Em um passo importante nessa evolução jurisprudencial, o STJ editou, em 2015, a Súmul​a 536, na qual estabeleceu que a suspensão condicional do processo e a transação penal não se aplicam na hipótese de delitos sujeitos ao rito da Maria da Penha, sendo proibida a concessão de benefícios da Lei 9.099/1995 – Lei dos Juizados Especiais.

No HC 196.253, a defesa de um homem condenado por agredir sua companheira solicitou a suspensão do processo por considerar que o artigo 41 da Lei Maria da Penha não vedaria a concessão do benefício quando se tratasse de contravenção penal.

Ao negar o pedido, o relator, ministro Og Fernandes, afirmou que, "alinhando-se à orientação jurisprudencial concebida no seio do Supremo Tribunal Federal, a Terceira Seção deste Superior Tribunal de Justiça adotou o entendimento de serem inaplicáveis aos crimes e contravenções penais pautados pela Lei Maria da Penha os institutos despenalizadores previstos na Lei 9.099/1995, entre eles, a suspensão condicional do processo".

2 – Ação pública inco​ndicionada

No mesmo ano, o tribunal editou a Súmula 542, fixando que "a ação penal relativa ao crime de lesão corporal resultante de violência doméstica contra a mulher é pública incondicionada" – ou seja, a propositura da ação fica a cargo do Ministério Público e não depende de representação da vítima.

Além disso, em 2017, a Terceira Seção revisou entendimento adotado no rito dos recursos repetitivos (Tema 177) para ajustá-lo à jurisprudência do STF, estabelecendo que também nos crimes de lesão corporal leve cometidos contra a mulher, no âmbito doméstico e familiar, a ação é pública incondicionada (Pet 11.805).

De acordo com o ministro Rogerio Schietti Cruz, autor da proposta de revisão de tese, a alteração considerou os princípios da segurança jurídica, da proteção da confiança e da isonomia.

3 – Substituiçã​​o de pena

Outro passo significativo foi dado pelo tribunal, também em 2017, com a aprovação da Súmula 588, definindo que a prática de crime ou contravenção contra a mulher no ambiente doméstico, com violência ou grave ameaça, impossibilita a substituição da pena privativa de liberdade por restritiva de direitos.

Segundo o ministro Ribeiro Dantas, relator do HC 590.301, nos casos de violência doméstica e familiar contra a mulher, é vedada a aplicação de penas de cesta básica ou outras de prestação pecuniária, bem como a substituição de pena que implique o pagamento isolado de multa, conforme o artigo 17 da Lei Maria da Penha.

"A Lei Maria da Penha veda a aplicação de prestação pecuniária e a substituição da pena corporal por multa isoladamente.
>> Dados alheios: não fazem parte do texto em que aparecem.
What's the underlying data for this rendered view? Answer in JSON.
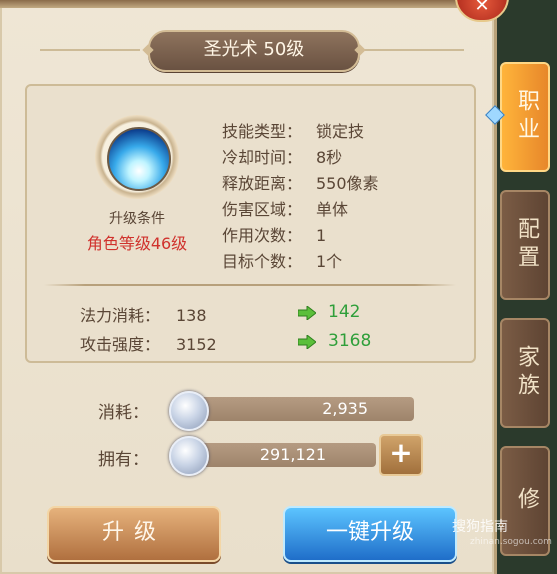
{
  "title": "圣光术 50级",
  "requirement": {
    "title": "升级条件",
    "value": "角色等级46级"
  },
  "stats": [
    {
      "key": "技能类型：",
      "value": "锁定技"
    },
    {
      "key": "冷却时间：",
      "value": "8秒"
    },
    {
      "key": "释放距离：",
      "value": "550像素"
    },
    {
      "key": "伤害区域：",
      "value": "单体"
    },
    {
      "key": "作用次数：",
      "value": "1"
    },
    {
      "key": "目标个数：",
      "value": "1个"
    }
  ],
  "compare": [
    {
      "key": "法力消耗：",
      "current": "138",
      "next": "142"
    },
    {
      "key": "攻击强度：",
      "current": "3152",
      "next": "3168"
    }
  ],
  "resources": {
    "cost_label": "消耗：",
    "cost_value": "2,935",
    "own_label": "拥有：",
    "own_value": "291,121"
  },
  "buttons": {
    "upgrade": "升级",
    "one_click": "一键升级",
    "plus": "+",
    "close": "✕"
  },
  "tabs": [
    {
      "label": "职业",
      "active": true
    },
    {
      "label": "配置",
      "active": false
    },
    {
      "label": "家族",
      "active": false
    },
    {
      "label": "修",
      "active": false
    }
  ],
  "watermark": {
    "text": "搜狗指南",
    "sub": "zhinan.sogou.com"
  },
  "colors": {
    "requirement": "#d0322d",
    "increase": "#2f9f3a",
    "active_tab": "#ffb43b"
  }
}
Por consequência, ainda que o crime pelo qual o réu tenha sido condenado tenha previsão alternativa de pena de multa, como na hipótese, não é cabível a aplicação exclusiva de tal reprimenda em caso de violência ou grave ameaça contra a mulher", afirmou.

4 – Princípio da in​​significância

Súmula 589 do STJ preceitua ser inaplicável o princípio da insignificância nos crimes ou nas contravenções penais praticados contra a mulher no âmbito das relações domésticas.

No julgamento do AgRg no REsp 1.743.996, o ministro Reynaldo Soares da Fonseca explicou que a jurisprudência do tribunal veda a aplicação do princípio da insignificância, mesmo que o casal tenha se reconciliado após o episódio de violência.

Segundo o ministro, "não incidem os princípios da insignificância e da bagatela imprópria aos crimes e às contravenções praticados mediante violência ou grave ameaça contra a mulher, no âmbito das relações domésticas, dada a relevância penal da conduta".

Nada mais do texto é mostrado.